Zu Rissen und Brüchen im Leben stehen können
Ein Mann erzählt, wie er nach langer psychischer Krankheit wieder den Weg zurück ins Leben gefunden hat. Er hatte Depressionen gehabt und nicht mehr gewusst, wie sein Leben weitergehen sollte. Alles schien sinnlos. Zum Glück, erzählt er, haben ihm Familie und Freunde Mut gemacht, in eine Klinik zu gehen. Ohne sie hätte er das nicht geschafft. Mit das Schwerste war, dass andere sich gar nicht vorstellen konnten, wie schlecht es ihm ging. Was, der? Der ist doch immer gut drauf, der ist doch immer so freundlich und zugewandt?! Der soll Depressionen haben? Nach außen war ihm nichts anzumerken.

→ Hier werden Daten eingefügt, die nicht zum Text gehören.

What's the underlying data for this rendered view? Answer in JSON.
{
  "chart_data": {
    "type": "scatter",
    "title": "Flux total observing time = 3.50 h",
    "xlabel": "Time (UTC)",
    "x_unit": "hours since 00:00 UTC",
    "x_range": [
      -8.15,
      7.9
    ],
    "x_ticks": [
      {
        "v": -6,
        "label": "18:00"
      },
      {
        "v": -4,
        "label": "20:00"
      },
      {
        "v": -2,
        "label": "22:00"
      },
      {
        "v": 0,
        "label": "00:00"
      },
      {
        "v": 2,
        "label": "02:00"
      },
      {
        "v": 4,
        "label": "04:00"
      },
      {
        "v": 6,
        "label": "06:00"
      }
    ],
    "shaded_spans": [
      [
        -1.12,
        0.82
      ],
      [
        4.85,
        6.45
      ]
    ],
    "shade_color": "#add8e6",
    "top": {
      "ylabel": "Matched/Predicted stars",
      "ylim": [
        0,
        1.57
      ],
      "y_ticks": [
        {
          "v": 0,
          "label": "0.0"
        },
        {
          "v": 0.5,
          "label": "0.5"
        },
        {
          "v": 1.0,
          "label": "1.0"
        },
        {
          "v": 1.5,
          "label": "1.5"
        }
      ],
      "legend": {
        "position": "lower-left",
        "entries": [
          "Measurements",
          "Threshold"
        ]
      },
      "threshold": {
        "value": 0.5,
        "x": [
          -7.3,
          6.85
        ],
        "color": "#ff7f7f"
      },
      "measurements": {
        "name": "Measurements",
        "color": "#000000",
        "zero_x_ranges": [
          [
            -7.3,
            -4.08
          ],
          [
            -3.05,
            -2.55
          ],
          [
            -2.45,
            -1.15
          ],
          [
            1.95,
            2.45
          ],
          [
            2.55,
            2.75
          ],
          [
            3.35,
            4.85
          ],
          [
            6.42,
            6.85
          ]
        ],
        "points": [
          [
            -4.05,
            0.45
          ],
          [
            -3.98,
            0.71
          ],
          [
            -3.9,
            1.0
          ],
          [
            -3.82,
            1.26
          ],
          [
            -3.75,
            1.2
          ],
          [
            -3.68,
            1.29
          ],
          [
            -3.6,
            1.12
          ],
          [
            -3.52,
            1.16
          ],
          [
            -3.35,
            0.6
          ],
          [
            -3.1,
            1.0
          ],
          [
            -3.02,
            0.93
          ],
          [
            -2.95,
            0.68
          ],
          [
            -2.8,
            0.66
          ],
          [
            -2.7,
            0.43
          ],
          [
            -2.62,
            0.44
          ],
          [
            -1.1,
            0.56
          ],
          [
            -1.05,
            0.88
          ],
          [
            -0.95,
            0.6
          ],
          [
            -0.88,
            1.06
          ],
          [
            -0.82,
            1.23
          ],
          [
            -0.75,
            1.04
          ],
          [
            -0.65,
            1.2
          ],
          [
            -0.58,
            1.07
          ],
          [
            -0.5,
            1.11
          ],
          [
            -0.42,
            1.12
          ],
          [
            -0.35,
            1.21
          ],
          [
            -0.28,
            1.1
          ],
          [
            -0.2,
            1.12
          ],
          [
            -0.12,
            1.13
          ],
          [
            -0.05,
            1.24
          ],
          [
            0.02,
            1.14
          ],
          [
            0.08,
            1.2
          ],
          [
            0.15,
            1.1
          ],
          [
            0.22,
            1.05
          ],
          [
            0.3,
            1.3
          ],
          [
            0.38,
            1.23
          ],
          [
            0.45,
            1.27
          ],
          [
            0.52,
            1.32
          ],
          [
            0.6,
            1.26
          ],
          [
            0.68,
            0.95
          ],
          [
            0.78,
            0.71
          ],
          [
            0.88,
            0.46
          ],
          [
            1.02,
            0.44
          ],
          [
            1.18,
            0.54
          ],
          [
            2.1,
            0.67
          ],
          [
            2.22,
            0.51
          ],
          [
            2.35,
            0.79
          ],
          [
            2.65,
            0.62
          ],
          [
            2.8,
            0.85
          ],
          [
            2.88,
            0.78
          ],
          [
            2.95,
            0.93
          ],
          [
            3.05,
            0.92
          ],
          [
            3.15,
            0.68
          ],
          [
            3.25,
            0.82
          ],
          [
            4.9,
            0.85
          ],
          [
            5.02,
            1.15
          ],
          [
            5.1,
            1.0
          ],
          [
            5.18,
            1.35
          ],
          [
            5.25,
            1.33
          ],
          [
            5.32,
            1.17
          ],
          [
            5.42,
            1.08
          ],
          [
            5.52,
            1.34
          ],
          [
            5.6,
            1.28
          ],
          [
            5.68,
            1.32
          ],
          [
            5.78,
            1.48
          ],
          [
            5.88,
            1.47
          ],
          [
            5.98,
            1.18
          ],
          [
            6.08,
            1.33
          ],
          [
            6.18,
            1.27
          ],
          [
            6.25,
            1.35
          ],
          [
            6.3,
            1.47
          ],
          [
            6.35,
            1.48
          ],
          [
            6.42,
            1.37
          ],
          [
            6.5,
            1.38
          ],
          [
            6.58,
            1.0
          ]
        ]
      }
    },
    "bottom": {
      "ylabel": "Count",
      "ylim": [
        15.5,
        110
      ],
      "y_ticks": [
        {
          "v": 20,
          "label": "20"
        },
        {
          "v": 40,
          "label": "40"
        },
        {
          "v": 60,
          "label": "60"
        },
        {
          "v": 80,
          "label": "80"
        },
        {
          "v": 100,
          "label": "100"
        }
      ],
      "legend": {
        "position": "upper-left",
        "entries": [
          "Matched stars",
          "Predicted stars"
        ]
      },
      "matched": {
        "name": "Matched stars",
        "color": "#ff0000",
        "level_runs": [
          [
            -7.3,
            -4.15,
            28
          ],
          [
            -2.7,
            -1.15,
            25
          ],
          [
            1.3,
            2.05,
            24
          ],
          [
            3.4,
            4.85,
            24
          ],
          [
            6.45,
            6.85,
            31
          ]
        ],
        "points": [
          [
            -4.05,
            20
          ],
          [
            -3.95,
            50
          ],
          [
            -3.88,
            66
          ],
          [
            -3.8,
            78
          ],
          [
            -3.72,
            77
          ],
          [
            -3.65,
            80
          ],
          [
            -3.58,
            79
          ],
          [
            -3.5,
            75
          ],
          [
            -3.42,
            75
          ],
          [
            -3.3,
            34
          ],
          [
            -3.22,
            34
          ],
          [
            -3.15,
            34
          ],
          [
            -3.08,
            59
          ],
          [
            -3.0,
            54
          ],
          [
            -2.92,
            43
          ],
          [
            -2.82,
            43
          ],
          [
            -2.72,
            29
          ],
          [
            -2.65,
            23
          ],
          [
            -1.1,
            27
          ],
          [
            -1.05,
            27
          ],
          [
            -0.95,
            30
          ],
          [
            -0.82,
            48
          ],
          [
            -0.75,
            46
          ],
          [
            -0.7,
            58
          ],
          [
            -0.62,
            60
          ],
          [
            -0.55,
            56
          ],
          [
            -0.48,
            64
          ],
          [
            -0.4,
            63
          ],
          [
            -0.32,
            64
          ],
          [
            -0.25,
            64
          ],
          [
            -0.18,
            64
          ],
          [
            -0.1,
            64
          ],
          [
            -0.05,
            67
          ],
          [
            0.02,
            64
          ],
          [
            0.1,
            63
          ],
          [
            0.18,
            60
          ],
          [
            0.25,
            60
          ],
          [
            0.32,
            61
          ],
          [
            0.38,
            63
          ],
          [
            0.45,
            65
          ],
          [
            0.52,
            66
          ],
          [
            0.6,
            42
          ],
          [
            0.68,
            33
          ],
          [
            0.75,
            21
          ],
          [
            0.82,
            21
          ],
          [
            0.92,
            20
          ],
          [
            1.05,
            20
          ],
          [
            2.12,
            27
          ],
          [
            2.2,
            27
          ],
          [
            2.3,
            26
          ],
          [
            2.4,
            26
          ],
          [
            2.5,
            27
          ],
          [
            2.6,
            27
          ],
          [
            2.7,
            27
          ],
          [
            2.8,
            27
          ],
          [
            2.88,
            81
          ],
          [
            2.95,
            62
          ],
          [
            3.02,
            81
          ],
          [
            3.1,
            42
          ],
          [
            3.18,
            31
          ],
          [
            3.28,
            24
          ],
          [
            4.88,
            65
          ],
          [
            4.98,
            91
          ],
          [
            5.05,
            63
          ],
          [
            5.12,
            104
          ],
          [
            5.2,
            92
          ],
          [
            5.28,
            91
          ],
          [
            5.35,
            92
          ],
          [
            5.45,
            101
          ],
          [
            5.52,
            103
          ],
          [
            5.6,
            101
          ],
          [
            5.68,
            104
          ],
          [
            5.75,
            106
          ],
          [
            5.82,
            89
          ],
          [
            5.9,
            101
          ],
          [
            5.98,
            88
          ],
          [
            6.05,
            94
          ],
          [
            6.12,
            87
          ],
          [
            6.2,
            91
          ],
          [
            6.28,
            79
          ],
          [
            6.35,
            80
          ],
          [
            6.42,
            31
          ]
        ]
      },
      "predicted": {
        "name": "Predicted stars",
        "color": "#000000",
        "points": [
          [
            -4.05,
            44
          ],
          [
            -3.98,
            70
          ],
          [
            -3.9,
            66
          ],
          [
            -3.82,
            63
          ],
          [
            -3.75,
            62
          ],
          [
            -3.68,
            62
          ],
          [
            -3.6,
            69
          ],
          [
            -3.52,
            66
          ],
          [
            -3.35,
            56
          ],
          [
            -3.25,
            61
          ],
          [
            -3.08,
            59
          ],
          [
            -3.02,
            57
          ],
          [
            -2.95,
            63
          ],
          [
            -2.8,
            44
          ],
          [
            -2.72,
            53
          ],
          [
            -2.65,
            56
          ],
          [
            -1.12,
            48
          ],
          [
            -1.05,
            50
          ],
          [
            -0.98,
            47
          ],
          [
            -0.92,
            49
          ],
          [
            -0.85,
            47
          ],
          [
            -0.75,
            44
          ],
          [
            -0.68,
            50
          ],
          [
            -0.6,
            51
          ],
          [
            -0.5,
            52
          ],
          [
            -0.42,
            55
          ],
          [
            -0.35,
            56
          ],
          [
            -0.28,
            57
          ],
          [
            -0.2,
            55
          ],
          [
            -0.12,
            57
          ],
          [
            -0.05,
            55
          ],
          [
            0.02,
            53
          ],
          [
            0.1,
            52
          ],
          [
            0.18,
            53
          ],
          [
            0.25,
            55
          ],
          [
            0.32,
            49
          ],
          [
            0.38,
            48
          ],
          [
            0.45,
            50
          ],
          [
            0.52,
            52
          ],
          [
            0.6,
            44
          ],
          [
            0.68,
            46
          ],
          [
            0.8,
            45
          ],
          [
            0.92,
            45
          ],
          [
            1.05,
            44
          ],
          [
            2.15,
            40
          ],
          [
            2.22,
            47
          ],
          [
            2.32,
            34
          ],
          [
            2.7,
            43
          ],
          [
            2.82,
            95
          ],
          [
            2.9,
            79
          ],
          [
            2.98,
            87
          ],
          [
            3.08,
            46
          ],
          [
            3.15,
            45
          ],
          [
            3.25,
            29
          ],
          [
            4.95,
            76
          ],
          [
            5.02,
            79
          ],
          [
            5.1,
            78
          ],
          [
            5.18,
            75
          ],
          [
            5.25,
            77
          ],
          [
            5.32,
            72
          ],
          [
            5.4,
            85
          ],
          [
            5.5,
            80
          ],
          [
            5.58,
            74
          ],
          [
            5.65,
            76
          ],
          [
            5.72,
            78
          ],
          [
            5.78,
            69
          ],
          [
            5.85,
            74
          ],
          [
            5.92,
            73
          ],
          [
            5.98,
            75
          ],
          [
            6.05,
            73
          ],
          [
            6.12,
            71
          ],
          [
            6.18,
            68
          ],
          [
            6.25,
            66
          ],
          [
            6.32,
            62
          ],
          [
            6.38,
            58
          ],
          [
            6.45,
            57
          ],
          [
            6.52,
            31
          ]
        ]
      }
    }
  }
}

Heute geht es ihm besser. Er kann seine Krankheit akzeptieren und weiß nun sehr viel besser, was ihm guttut und was nicht. Und er kann dazu stehen, öfters mal nein zu sagen und damit einen anderen vor den Kopf zu stoßen. Ich muss meine Not nicht mehr verstecken, sagt er. Das ist das Wichtigste.
Viele Menschen kennen solche Nöte. Etwas ist misslungen, fehlgeschlagen oder nicht in Erfüllung gegangen. Das kann durch eine ärztliche Diagnose geschehen, eine Krankheit, die einen zwingt, mit einem anderen Blick auf das Leben zu schauen. Manchmal ist es auch der Tod eines nahen Angehörigen, der einen aus der Bahn wirft. Nichts ist mehr so wie es vorher war. Alles schein ein Scherbenhaufen.
Der evangelische Theologe Henning Luther hat dafür eine Metapher geprägt, die bis heute Menschen anspricht. Er nennt das Leben als ein Fragment. Das Wort Fragment kommt aus dem lateinischen. Es bedeutet „brechen“. Ein Fragment ist etwas Abgebrochenes, etwas Unvollendetes.
Das Leben als Fragment. Henning Luther schreibt: „wir sind immer Ruinen unserer Vergangenheit, Fragmente zerbrochener Hoffnungen, verronnener Lebenschancen.“ Er richtet seinen Blick auf die Lebensbrüche, auf das, was nicht glatt ist oder glatt läuft. Ist das nicht hart, ja fast erbarmungslos?
Ja, aber nicht nur. Für mich ist es auch eine Entlastung von dem Druck, dass alles gut sein und glatt laufen muss. Vollkommenheit ist ein Mythos, sagt Henning Luther. Es ist nicht wahr, dass das Leben nur dann gelungen ist, wenn es heil und unverletzt war. Schmerzen, ob seelische oder körperliche Schmerzen, gehören zu unserem Leben dazu. Das ist manchmal schwer auszuhalten.
Welche Erleichterung dagegen, die eigene Not nicht mehr verstecken zu müssen! Das kann erleichternd sein. Sie endlich auszusprechen. Ich freue mich und bin fröhlich über deine Güte, dass du mein Elend ansiehst und kennst die Not meiner Seele, so heißt es in Palm 31. Dieser Mensch bringt seine Not vor Gott. Er fühlt sich mit ihr gesehen und wahrgenommen.
Mir hat der Mut des Mannes imponiert, der so offen über seine seelische Not gesprochen hat. Er konnte dazu stehen, dass sein Leben Brüche hat und er versehrt ist. „Ich muss meine Not nicht mehr verstecken.“ Diese hoffnungsvollen Worte sind bei mir hängen geblieben. Zu den eigenen Brüchen und Rissen im Leben zu stehen, darin liegt eine große Kraft.